Ох, не подозревает он, крепкий хозяин, что оставил на дороге будущего писателя, великого человека, который сквозь дождь и непогоду несет родимой земле, а тем самым и ему, черствому вознице, его детям и внукам, свет истины!

И он, этот крестьянин, который так торопится засветло вернуться домой, не знает, что его ждет. Его двор заполнили вооруженные люди, домочадцам велено не выходить. А во дворе стоят дроги, женка, дети собираются в путь. Возможно, кто-то из вооруженных служил у него в батраках или в подпасках. Сегодня им кажется, что пробил их час, и они хозяйничают в усадьбе, орудуя прикладами винтовок или запросто открывая двери пинком ноги. О, знал бы крестьянин, не ехал бы домой. А куда? К лесным братьям? Ведь он не умеет ружья взять в руки, а пробежит шагов сто, и дух из него вон. Ну, спрятался бы у родича в соседней деревне, в другом приходе, затаился бы, пока не надоел бы родичу. А тогда сам явился бы в Джюгай, попросился бы в эшелон.

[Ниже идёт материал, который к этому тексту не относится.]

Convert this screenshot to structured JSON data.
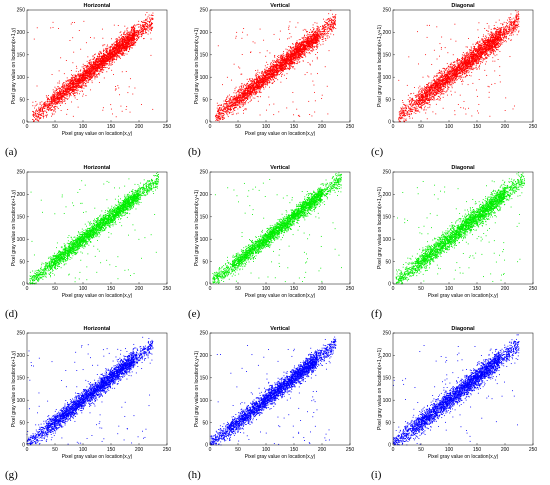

Правда, это был бы уже не тот эшелон, куда посажали его семью и угнали в Среднюю Азию. В Джюгай его подержали бы на хлебе и воде, а затем вывезли бы. И он безропотно принял бы свою участь, веря неизвестно в кого — то ли в господа бога, который ради него и пальцем не пошевелил, то ли в самого себя. Все-то ему будет казаться, что не тот силен, в чьих руках власть, оружие, а тот, кто терпелив.

Он вздрагивает: не пожелал ли он тогда зла этому человеку? Нет, этого не случилось. Он пешком взобрался на холм, над которым пламенело закатное зарево, уповая, что достанет до него и с вышины взглянет на нищую, грязную, залитую слезами и кровью землю, скажет ей слово истинной правды.

Ветер доносит рокот двигателя. Вдруг это Антанас Пиктужис пашет поблизости, за лесом? Нет, это грузовик: слетел вниз с холма и унесся в лес, разбрызгав лужи. А Витаутас еще чуток посидит, он посидит еще немножко. Но вот он чувствует, как угасает еще не изведанная радость возвращения. Так бывает всегда, когда собираешься на праздник, когда ждешь встречи с человеком, к которому давно стремился, или просто мечтаешь: вдруг случится что-то необыкновенное. Допустим, летом ждешь самого радостного момента — самого долгого дня и самой короткой ночи. Но как только миг этот приближается, вот-вот наступит, ты уже слышишь чей-то голос: наступит желанный миг, наступит, но скоро и пройдет, и будет все, как и было. Сгорит вся радость, останется горстка пепла. И снова жди.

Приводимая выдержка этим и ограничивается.